Model View ViewModel (MVVM)

With an understanding of the internals of a Silverlight application, it's time to take a broader look at building a line-of-business application in this new environment. Application patterns have exploded in popularity lately. Take a look at what's going on with ASP.NET MVC as a prime example. Developers are looking for ways to make applications easier to work with, and especially easier to test.

You may have heard about Model-View-ViewModel (MVVM) already, as its quickly being adopted in the WPF world. MVVM is an application pattern geared towards improving the applications development and testing processes. The same reasons why MVVM is attractive to a WPF application, most notably the clear separation of design (XAML) from code, make it attractive for a Silverlight application. The goal of MVVM is to separate the design (View) from your underlying page logic (view-model), enabling designers to work completely with the XAML and developers to stay entirely in the code. Aside from being an easy pattern to follow and implement, it will pay dividends in testing and maintenance of your application. Even if you dont have a separate designer working on your XAML for you, this pattern is still worth a look at. It's easy to see why this pattern is becoming so popular so quick.

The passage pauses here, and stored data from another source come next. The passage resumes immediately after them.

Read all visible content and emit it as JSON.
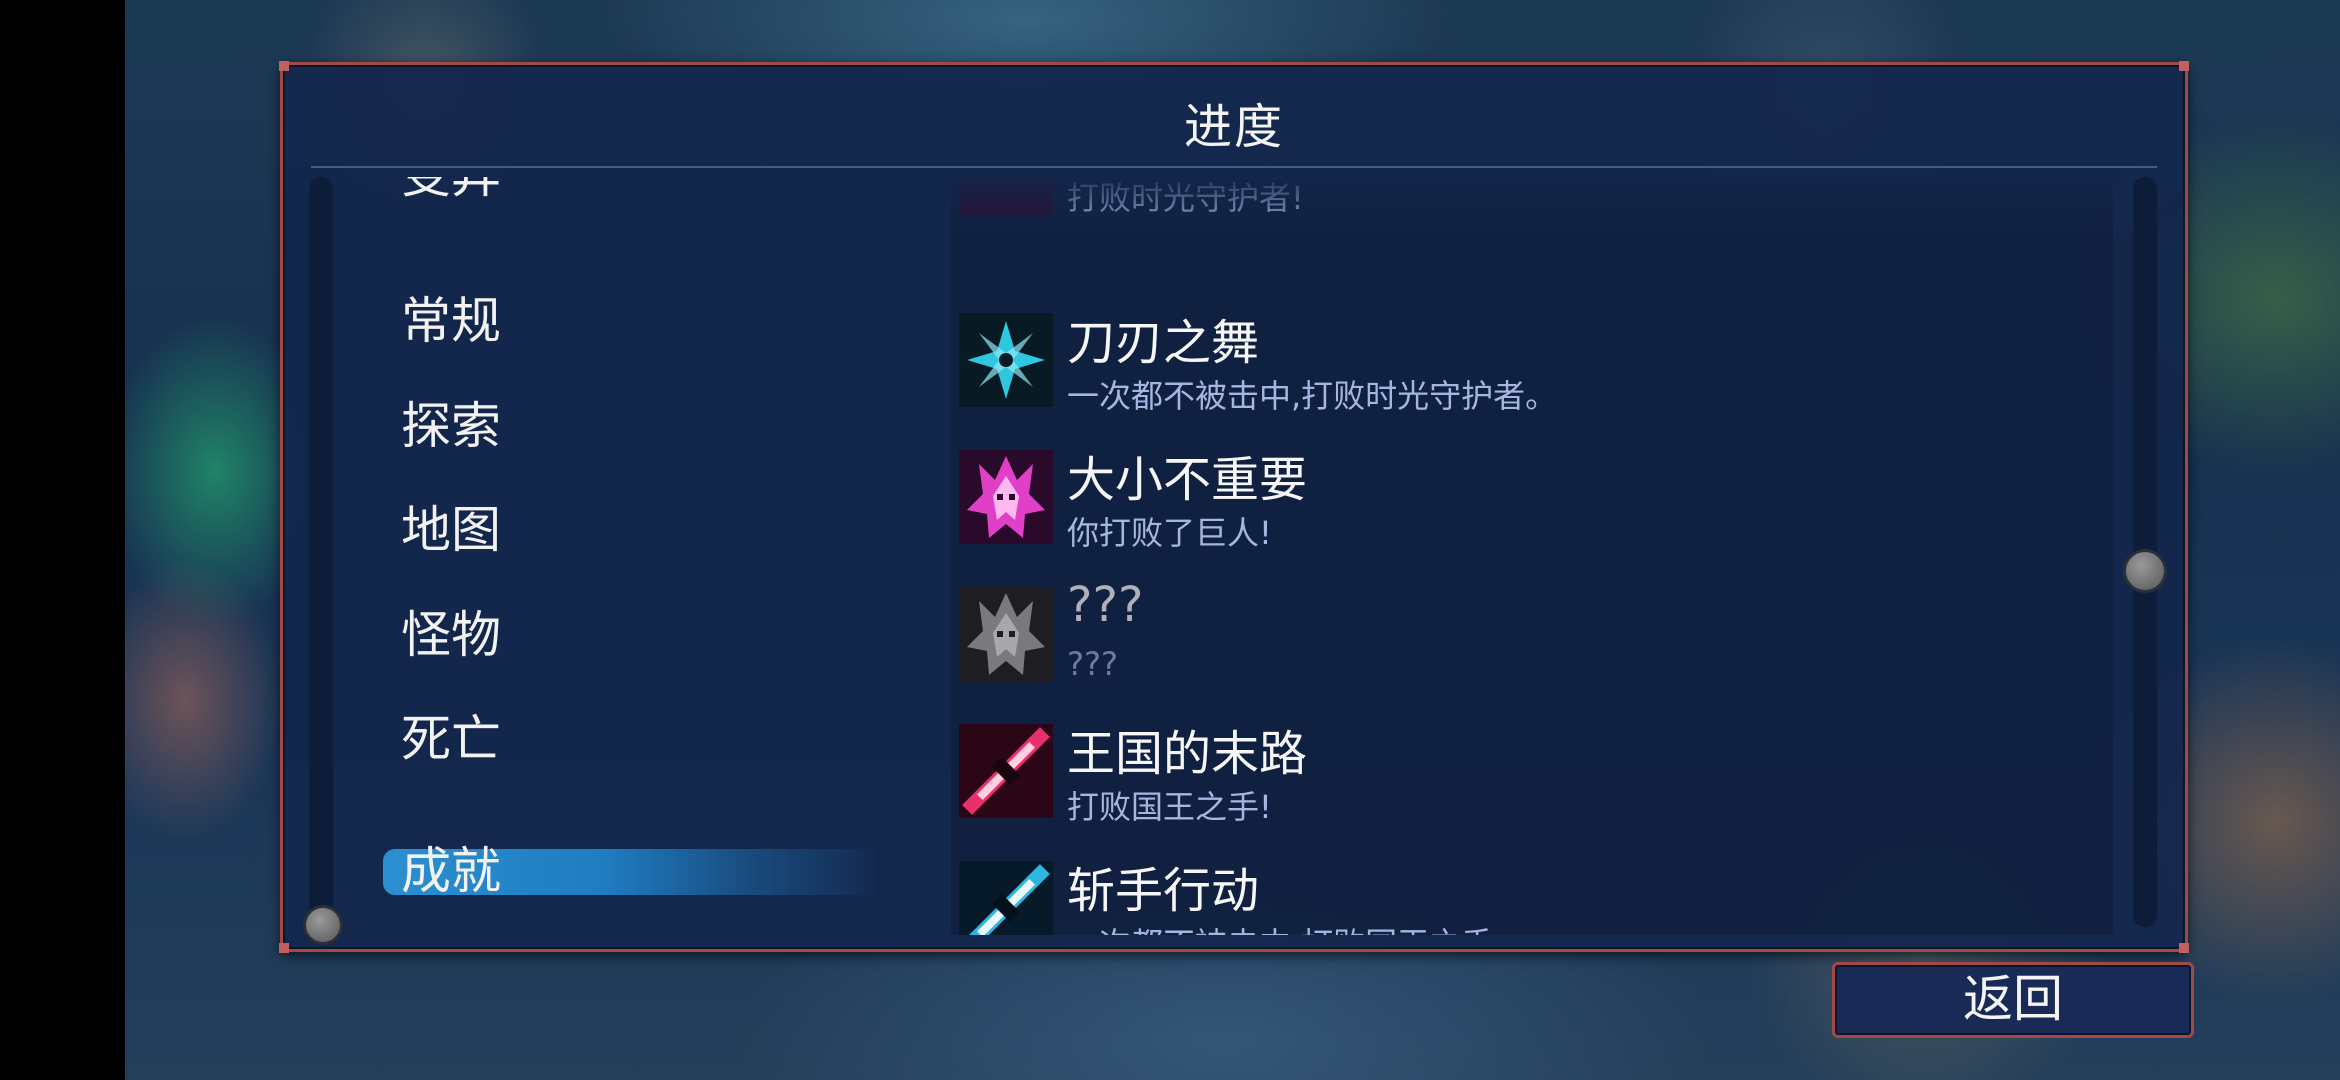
{
  "panel": {
    "title": "进度"
  },
  "categories": {
    "partial_top": "变异",
    "items": [
      "常规",
      "探索",
      "地图",
      "怪物",
      "死亡"
    ],
    "selected": "成就"
  },
  "achievements": {
    "partial_top_desc": "打败时光守护者!",
    "items": [
      {
        "name": "刀刃之舞",
        "desc": "一次都不被击中,打败时光守护者。",
        "icon": "shuriken-icon",
        "color": "#2fc6e0",
        "locked": false
      },
      {
        "name": "大小不重要",
        "desc": "你打败了巨人!",
        "icon": "giant-icon",
        "color": "#e040c8",
        "locked": false
      },
      {
        "name": "???",
        "desc": "???",
        "icon": "giant-locked-icon",
        "color": "#8a8a8a",
        "locked": true
      },
      {
        "name": "王国的末路",
        "desc": "打败国王之手!",
        "icon": "hand-sword-icon",
        "color": "#e8306a",
        "locked": false
      },
      {
        "name": "斩手行动",
        "desc": "一次都不被击中,打败国王之手。",
        "icon": "hand-sword-nohit-icon",
        "color": "#2fb6e0",
        "locked": false
      }
    ]
  },
  "back_button": {
    "label": "返回"
  },
  "colors": {
    "panel_border": "#a04a48",
    "panel_bg": "#13264b",
    "selected_bar": "#2b8fd0"
  }
}
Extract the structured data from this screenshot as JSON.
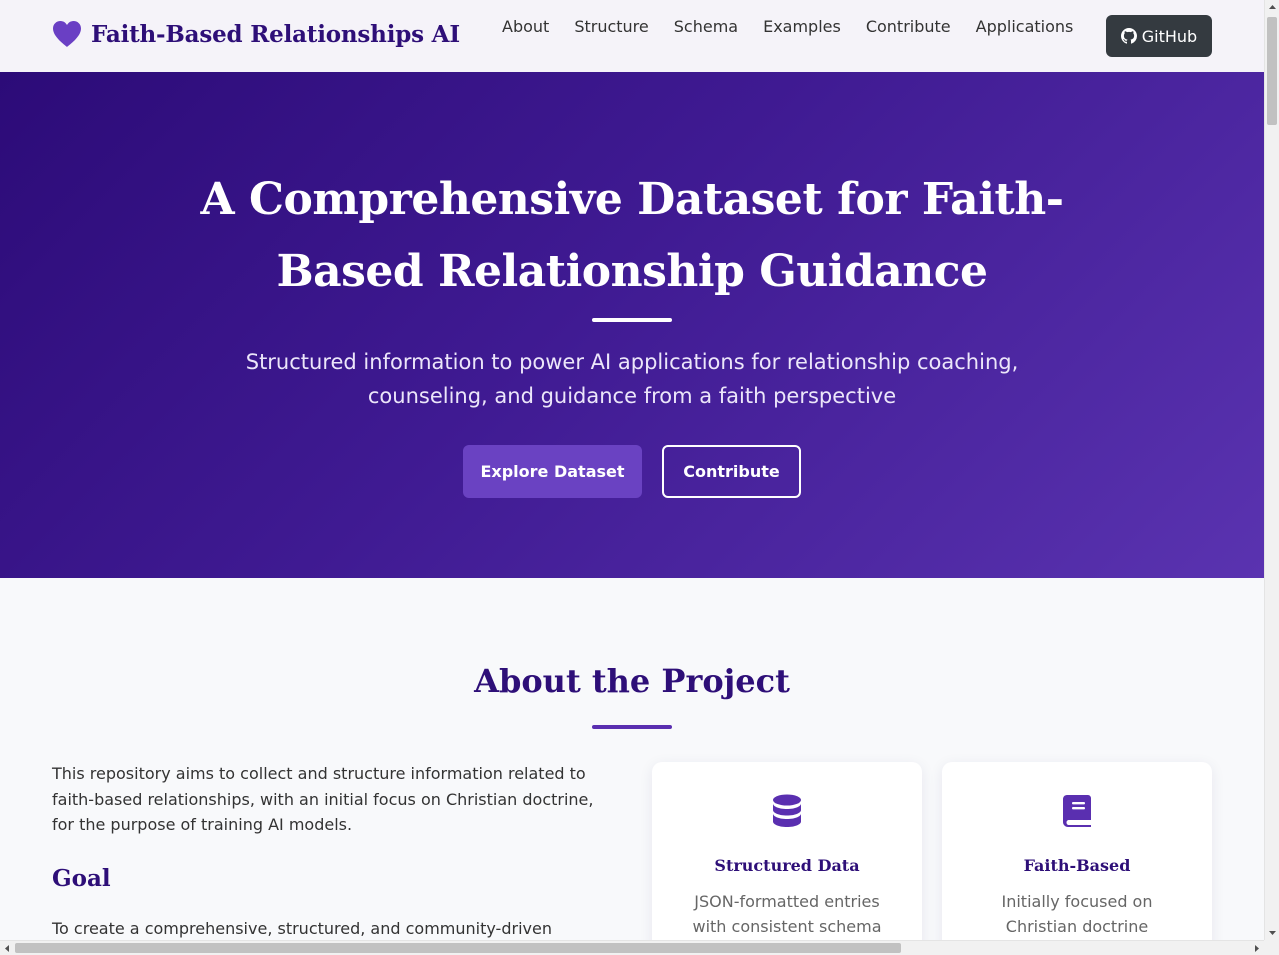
{
  "navbar": {
    "brand": "Faith-Based Relationships AI",
    "brand_icon": "heart-icon",
    "links": [
      "About",
      "Structure",
      "Schema",
      "Examples",
      "Contribute",
      "Applications"
    ],
    "github_label": "GitHub",
    "github_icon": "github-icon"
  },
  "hero": {
    "title": "A Comprehensive Dataset for Faith-Based Relationship Guidance",
    "subtitle": "Structured information to power AI applications for relationship coaching, counseling, and guidance from a faith perspective",
    "primary_button": "Explore Dataset",
    "secondary_button": "Contribute"
  },
  "about": {
    "title": "About the Project",
    "intro": "This repository aims to collect and structure information related to faith-based relationships, with an initial focus on Christian doctrine, for the purpose of training AI models.",
    "goal_heading": "Goal",
    "goal_text": "To create a comprehensive, structured, and community-driven",
    "cards": [
      {
        "icon": "database-icon",
        "title": "Structured Data",
        "text": "JSON-formatted entries with consistent schema"
      },
      {
        "icon": "book-icon",
        "title": "Faith-Based",
        "text": "Initially focused on Christian doctrine"
      }
    ]
  },
  "colors": {
    "brand": "#2e0f78",
    "accent": "#6a42c2",
    "hero_start": "#2c0b78",
    "hero_end": "#5a33b0",
    "github_bg": "#343a40"
  }
}
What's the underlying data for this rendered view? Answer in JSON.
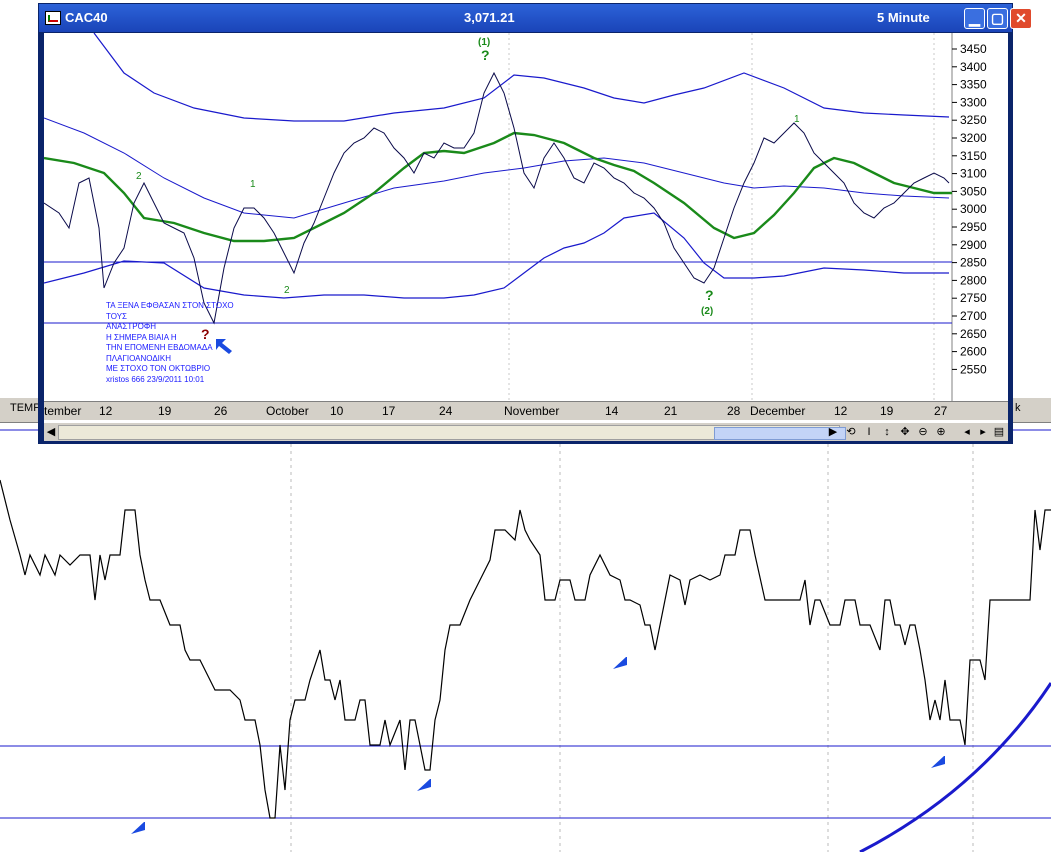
{
  "window": {
    "title": "CAC40",
    "last_price": "3,071.21",
    "interval": "5 Minute",
    "minimize": "▁",
    "maximize": "▢",
    "close": "✕"
  },
  "chart": {
    "y_ticks": [
      "3450",
      "3400",
      "3350",
      "3300",
      "3250",
      "3200",
      "3150",
      "3100",
      "3050",
      "3000",
      "2950",
      "2900",
      "2850",
      "2800",
      "2750",
      "2700",
      "2650",
      "2600",
      "2550"
    ],
    "x_ticks": [
      "tember",
      "12",
      "19",
      "26",
      "October",
      "10",
      "17",
      "24",
      "November",
      "14",
      "21",
      "28",
      "December",
      "12",
      "19",
      "27"
    ],
    "wave_labels": {
      "w1_top": "(1)",
      "w2_bottom": "(2)",
      "q": "?",
      "small_1a": "1",
      "small_2a": "2",
      "small_1b": "1",
      "small_2b": "2",
      "small_1c": "1"
    },
    "note_lines": [
      "ΤΑ ΞΕΝΑ ΕΦΘΑΣΑΝ ΣΤΟΝ ΣΤΟΧΟ",
      "ΤΟΥΣ",
      "ΑΝΑΣΤΡΟΦΗ",
      "Η ΣΗΜΕΡΑ ΒΙΑΙΑ Η",
      "ΤΗΝ ΕΠΟΜΕΝΗ ΕΒΔΟΜΑΔΑ",
      "ΠΛΑΓΙΟΑΝΟΔΙΚΗ",
      "ΜΕ ΣΤΟΧΟ ΤΟΝ ΟΚΤΩΒΡΙΟ",
      "xristos 666   23/9/2011 10:01"
    ]
  },
  "background": {
    "left_label": "TEMP",
    "right_label": "k"
  },
  "colors": {
    "ma": "#1a8a1a",
    "bands": "#1a1acc",
    "arrows": "#1a4ae0",
    "wave_label": "#1a8a1a",
    "question_red": "#8b0000"
  }
}
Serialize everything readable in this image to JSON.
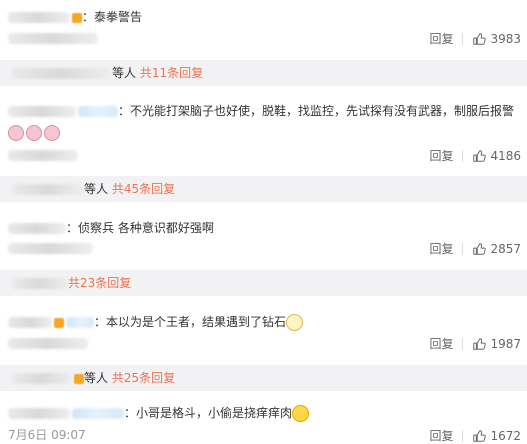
{
  "comments": [
    {
      "sep": "：",
      "text": "泰拳警告",
      "likes": "3983",
      "time": ""
    },
    {
      "sep": "：",
      "text": "不光能打架脑子也好使，脱鞋，找监控，先试探有没有武器，制服后报警",
      "likes": "4186",
      "time": ""
    },
    {
      "sep": "：",
      "text": "侦察兵 各种意识都好强啊",
      "likes": "2857",
      "time": ""
    },
    {
      "sep": "：",
      "text": "本以为是个王者，结果遇到了钻石",
      "likes": "1987",
      "time": ""
    },
    {
      "sep": "：",
      "text": "小哥是格斗，小偷是挠痒痒肉",
      "likes": "1672",
      "time": "7月6日 09:07"
    }
  ],
  "summaries": [
    {
      "deng": "等人",
      "count": "共11条回复"
    },
    {
      "deng": "等人",
      "count": "共45条回复"
    },
    {
      "deng": "",
      "count": "共23条回复"
    },
    {
      "deng": "等人",
      "count": "共25条回复"
    }
  ],
  "actions": {
    "reply_label": "回复"
  },
  "icons": {
    "like": "thumbs-up-icon"
  },
  "colors": {
    "accent": "#eb7350",
    "summary_bg": "#f2f2f5",
    "muted": "#999999"
  }
}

The MVVM story is a little bit different for Silverlight applications. Being a subset of WPF, silverlight doesnt contain everything that WPF does (as many WPF developers have found when trying to find Triggers in Silverlight...) The commanding framework in particular, is a core piece of the MVVM implementation for WPF, but is missing from the Silverlight subset. Since commands do not exist in Silverlight 2, a bit of custom code is required to glue the view (XAML) to the view-model. Luckily, this problem has already been solved, and the solution along with full source code can be downloaded and used in your project. For details, take a look at Nikhil Kothari's blog.

The Future of LOBs

The Silverlight 2 platform is powerful and familiar, yet different and strange at the same time. Learning to get used to the asynchronous model is something that will only come with experience. Combining rich-client concepts with web-client strategies is something that will take time to get used to. Building some of the richest Internet applications ever seen, is something that doesn't take much time to get used to at all. The topics covered in this article should give you a good idea of what the road ahead looks like. While it may be a new road that youve never traveled before, Silverlight programming is a combination familiar concepts and designs. The limitations fueling dreadful looking line-of-business applications are quickly disappearing. Many Silverlight demos focus on the appeal side of user experience through gratuitous use animations and video, but behind all of that glitz lives the framework for Line-of-Business 2.0.